(1) The bankruptcy trustee may apply to the Adjudicating Authority for an order under this section if a bankrupt has given a preference to any person.
(2) The transaction giving preference to an associate of the bankrupt under sub-section (1) should have been entered into by the bankrupt with the associate during the period of two years ending on the date of the application for bankruptcy.
(3) Any transaction giving preference not covered under sub-section (2) should have been entered into by the bankrupt during the period of six months ending on the date of the application for bankruptcy.
(4) The transaction giving preference under sub-section (2) or under sub-section (3) should have caused the bankruptcy process to be triggered.
(5) On the application of the bankruptcy trustee under sub-section (1), the Adjudicating Authority may-
(a) pass an order declaring a transaction giving preference void;
(b) pass an order requiring any property transferred in respect of a transaction giving preference to be vested with the bankruptcy trustee as a part of the estate of the bankrupt;
(c) pass any other order it thinks fit for restoring the position to what it would have been if the bankrupt had not entered into the transaction giving preference.
(6) The Adjudicating Authority shall not pass an order under sub-section (5) unless the bankrupt was influenced in his decision of giving preference to a person by a desire to produce in relation to that person an effect under clause (b) of sub-section (8).
(7) For the purpose of sub-section (6), if the person is an associate of the bankrupt, (otherwise than by reason only of being his employee), at the time when the preference was given, it shall be presumed that the bankrupt was influenced in his decision under that subsection.

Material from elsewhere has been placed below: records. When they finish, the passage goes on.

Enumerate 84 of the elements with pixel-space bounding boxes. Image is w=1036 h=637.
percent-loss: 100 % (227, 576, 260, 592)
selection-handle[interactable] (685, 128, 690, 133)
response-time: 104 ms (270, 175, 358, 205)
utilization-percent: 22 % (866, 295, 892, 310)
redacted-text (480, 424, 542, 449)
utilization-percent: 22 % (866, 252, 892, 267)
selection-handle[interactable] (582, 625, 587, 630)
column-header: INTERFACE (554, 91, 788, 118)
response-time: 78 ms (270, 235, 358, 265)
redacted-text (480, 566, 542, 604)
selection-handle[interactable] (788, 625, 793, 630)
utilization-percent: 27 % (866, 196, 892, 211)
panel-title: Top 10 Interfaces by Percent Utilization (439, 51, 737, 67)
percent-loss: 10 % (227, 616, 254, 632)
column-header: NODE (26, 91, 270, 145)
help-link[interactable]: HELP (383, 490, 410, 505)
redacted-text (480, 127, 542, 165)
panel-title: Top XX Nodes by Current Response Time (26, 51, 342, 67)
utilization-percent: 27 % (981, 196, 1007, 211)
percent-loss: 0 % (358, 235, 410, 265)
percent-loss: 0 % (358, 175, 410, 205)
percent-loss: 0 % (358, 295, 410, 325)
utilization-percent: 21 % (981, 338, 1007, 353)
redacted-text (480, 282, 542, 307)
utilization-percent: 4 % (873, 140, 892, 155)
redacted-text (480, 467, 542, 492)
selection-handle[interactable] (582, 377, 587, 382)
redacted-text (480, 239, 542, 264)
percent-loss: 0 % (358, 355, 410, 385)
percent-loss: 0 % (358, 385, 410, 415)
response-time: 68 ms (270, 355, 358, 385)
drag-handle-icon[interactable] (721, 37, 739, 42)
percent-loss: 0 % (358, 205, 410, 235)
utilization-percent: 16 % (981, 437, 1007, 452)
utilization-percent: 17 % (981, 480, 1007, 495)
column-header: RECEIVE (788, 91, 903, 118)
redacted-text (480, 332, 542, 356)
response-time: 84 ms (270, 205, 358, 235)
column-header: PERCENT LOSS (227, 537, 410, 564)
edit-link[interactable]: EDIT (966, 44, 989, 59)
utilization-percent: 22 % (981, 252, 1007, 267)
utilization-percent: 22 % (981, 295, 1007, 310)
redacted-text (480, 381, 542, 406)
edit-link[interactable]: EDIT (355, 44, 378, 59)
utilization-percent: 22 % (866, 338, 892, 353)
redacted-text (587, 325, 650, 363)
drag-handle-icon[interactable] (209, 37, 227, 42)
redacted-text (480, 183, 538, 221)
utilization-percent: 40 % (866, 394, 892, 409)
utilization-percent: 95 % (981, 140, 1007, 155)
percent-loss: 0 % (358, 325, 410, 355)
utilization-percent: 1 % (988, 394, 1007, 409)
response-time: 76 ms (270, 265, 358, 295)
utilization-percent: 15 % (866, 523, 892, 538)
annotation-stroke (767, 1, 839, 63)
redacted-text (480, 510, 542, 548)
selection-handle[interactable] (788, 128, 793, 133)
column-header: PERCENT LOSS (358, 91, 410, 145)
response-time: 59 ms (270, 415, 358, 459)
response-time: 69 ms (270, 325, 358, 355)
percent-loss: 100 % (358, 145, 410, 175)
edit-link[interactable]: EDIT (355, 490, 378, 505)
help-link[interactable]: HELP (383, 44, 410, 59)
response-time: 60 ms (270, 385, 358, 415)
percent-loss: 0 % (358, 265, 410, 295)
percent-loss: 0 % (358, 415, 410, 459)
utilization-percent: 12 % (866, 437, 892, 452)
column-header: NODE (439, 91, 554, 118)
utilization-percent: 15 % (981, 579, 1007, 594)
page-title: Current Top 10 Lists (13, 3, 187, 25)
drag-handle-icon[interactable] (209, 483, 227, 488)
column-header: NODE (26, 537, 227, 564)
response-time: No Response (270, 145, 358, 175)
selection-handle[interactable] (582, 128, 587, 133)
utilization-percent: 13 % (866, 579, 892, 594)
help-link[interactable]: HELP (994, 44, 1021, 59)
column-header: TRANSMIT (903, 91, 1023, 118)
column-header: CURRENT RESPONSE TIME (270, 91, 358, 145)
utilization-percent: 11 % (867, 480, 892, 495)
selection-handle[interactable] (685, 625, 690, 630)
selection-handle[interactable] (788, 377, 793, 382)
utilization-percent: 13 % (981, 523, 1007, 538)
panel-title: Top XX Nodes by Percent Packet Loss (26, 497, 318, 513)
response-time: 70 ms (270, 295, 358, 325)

(8) For the purposes of this section, a bankrupt shall be deemed to have entered into a transaction giving preference to any person if-
(a) the person is the creditor or surety or guarantor for any debt of the bankrupt; and
(b) the bankrupt does anything or suffers anything to be done which has the effect of putting that person into a position which, in the event of the debtor becoming a bankrupt, will be better than the position he would have been in, if that thing had not been done.